Antes de comenzar una sesión de Ouija, es importante elegir un ambiente tranquilo y sin distracciones, donde los participantes se sientan cómodos. Se puede crear una atmósfera con velas para quienes buscan una experiencia más mística. La sesión puede realizarse solo o preferiblemente en grupo para una experiencia más equilibrada. Cada participante debe colocar ligeramente sus dedos sobre la plancheta, el objeto móvil utilizado para comunicarse. Antes de empezar, una fase de relajación y concentración ayuda a prepararse mentalmente para la experiencia. No es raro pronunciar una oración o invocación para proteger al grupo e invitar solo a los espíritus benevolentes.
La comunicación comienza con una solicitud educada de contacto con un espíritu. La paciencia es crucial, ya que puede pasar un tiempo antes de percibir una respuesta. Las preguntas pueden variar en complejidad, y a menudo se recomienda comenzar con interrogantes simples. Las respuestas se interpretan a través del movimiento de la plancheta sobre las letras, aunque a veces los mensajes pueden requerir una interpretación más profunda.
Es igualmente importante concluir la sesión agradeciendo al espíritu por la comunicación y despidiéndose, moviendo la plancheta hacia "Fin" o "Goodbye". Este paso marca el final de la sesión de manera respetuosa y asegura que la comunicación se cierre correctamente. Luego, la plancheta y el tablero deben guardarse cuidadosamente.

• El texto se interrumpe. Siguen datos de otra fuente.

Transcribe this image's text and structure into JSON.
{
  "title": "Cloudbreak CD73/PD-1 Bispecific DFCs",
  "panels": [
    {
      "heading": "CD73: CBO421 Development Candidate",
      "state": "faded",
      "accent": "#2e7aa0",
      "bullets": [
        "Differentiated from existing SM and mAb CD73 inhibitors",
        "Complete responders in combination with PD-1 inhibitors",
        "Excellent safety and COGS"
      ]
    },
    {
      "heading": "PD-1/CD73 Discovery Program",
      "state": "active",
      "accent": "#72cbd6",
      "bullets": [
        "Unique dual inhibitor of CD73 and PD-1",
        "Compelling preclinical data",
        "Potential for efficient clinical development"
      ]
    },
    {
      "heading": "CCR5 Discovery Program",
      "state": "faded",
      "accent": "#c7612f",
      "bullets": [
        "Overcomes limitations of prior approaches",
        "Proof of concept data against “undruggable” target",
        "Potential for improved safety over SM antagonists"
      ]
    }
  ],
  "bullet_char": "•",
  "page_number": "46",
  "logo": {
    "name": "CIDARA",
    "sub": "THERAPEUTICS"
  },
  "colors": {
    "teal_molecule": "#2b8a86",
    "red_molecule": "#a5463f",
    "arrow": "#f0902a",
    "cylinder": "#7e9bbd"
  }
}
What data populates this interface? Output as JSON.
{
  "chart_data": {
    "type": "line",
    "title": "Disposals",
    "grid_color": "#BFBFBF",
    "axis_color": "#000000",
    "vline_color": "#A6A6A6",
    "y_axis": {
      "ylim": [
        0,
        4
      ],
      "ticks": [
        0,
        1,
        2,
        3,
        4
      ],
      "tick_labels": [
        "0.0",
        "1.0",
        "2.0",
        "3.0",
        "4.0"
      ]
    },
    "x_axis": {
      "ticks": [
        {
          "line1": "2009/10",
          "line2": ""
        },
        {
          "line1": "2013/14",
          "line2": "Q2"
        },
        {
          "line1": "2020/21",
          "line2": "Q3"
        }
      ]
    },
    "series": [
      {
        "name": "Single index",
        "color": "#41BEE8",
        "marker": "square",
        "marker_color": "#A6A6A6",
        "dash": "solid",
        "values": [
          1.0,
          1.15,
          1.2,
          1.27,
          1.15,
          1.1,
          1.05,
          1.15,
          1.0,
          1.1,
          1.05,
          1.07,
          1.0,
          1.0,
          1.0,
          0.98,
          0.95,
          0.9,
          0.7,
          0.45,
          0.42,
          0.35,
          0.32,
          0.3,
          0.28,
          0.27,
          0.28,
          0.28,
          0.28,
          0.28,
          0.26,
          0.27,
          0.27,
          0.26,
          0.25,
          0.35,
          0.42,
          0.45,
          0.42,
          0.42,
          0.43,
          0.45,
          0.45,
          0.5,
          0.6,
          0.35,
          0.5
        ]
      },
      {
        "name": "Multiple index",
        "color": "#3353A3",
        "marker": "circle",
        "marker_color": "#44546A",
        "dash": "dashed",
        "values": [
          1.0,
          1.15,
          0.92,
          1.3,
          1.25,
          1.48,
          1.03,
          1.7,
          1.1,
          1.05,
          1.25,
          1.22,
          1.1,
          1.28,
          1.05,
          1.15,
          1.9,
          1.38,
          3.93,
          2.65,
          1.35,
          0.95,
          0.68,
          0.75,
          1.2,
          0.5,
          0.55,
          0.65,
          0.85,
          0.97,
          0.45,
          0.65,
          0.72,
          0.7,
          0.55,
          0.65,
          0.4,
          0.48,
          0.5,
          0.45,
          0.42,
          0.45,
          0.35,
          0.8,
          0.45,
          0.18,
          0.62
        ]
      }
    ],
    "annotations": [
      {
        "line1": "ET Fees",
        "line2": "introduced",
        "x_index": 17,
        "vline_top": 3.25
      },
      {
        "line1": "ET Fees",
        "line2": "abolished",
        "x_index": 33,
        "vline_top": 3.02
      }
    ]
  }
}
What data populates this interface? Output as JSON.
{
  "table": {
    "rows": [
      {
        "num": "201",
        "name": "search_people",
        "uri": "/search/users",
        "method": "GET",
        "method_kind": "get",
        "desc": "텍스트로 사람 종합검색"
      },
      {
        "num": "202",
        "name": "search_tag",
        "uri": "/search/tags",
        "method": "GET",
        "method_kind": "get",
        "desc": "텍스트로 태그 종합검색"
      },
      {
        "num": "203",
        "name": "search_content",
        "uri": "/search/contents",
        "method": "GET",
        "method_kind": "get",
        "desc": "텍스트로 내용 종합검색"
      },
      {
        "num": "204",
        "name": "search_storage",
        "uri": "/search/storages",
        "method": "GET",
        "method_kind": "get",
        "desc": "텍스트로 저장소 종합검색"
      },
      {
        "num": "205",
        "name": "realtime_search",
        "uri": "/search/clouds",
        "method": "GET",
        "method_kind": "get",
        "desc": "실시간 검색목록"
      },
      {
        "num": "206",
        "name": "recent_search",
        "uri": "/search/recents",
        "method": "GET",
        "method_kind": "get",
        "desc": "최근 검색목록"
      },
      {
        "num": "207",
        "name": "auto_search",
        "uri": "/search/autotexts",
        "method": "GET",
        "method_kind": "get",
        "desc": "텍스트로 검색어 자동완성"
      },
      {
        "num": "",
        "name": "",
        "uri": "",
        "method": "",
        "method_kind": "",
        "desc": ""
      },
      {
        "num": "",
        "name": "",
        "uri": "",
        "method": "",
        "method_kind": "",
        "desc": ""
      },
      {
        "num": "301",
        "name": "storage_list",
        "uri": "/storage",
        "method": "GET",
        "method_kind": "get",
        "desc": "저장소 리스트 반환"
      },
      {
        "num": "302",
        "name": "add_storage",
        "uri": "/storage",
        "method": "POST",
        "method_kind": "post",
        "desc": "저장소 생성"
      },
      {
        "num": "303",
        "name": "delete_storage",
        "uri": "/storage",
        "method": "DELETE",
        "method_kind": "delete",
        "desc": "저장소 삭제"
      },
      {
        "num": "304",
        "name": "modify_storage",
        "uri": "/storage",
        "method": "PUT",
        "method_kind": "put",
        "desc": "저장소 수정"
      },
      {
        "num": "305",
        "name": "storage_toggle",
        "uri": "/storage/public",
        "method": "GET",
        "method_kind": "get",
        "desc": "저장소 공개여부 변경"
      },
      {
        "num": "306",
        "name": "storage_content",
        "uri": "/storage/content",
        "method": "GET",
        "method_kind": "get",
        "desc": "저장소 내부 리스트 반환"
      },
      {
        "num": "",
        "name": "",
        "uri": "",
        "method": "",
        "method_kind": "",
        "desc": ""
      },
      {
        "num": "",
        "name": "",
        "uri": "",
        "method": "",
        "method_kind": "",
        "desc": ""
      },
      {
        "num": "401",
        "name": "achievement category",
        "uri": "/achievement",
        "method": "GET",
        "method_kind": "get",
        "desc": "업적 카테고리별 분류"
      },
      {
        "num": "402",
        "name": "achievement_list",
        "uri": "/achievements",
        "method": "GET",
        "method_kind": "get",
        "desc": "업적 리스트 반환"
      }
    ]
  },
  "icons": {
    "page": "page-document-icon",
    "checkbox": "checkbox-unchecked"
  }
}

El uso de un Ouija requiere un enfoque respetuoso y cauteloso. Se pueden tomar medidas de protección, como el uso de sal o la presencia de objetos sagrados, especialmente para quienes se sienten vulnerables a las energías. También se aconseja participar en una sesión con una mentalidad positiva y evitar usar la tabla en caso de miedo o ansiedad.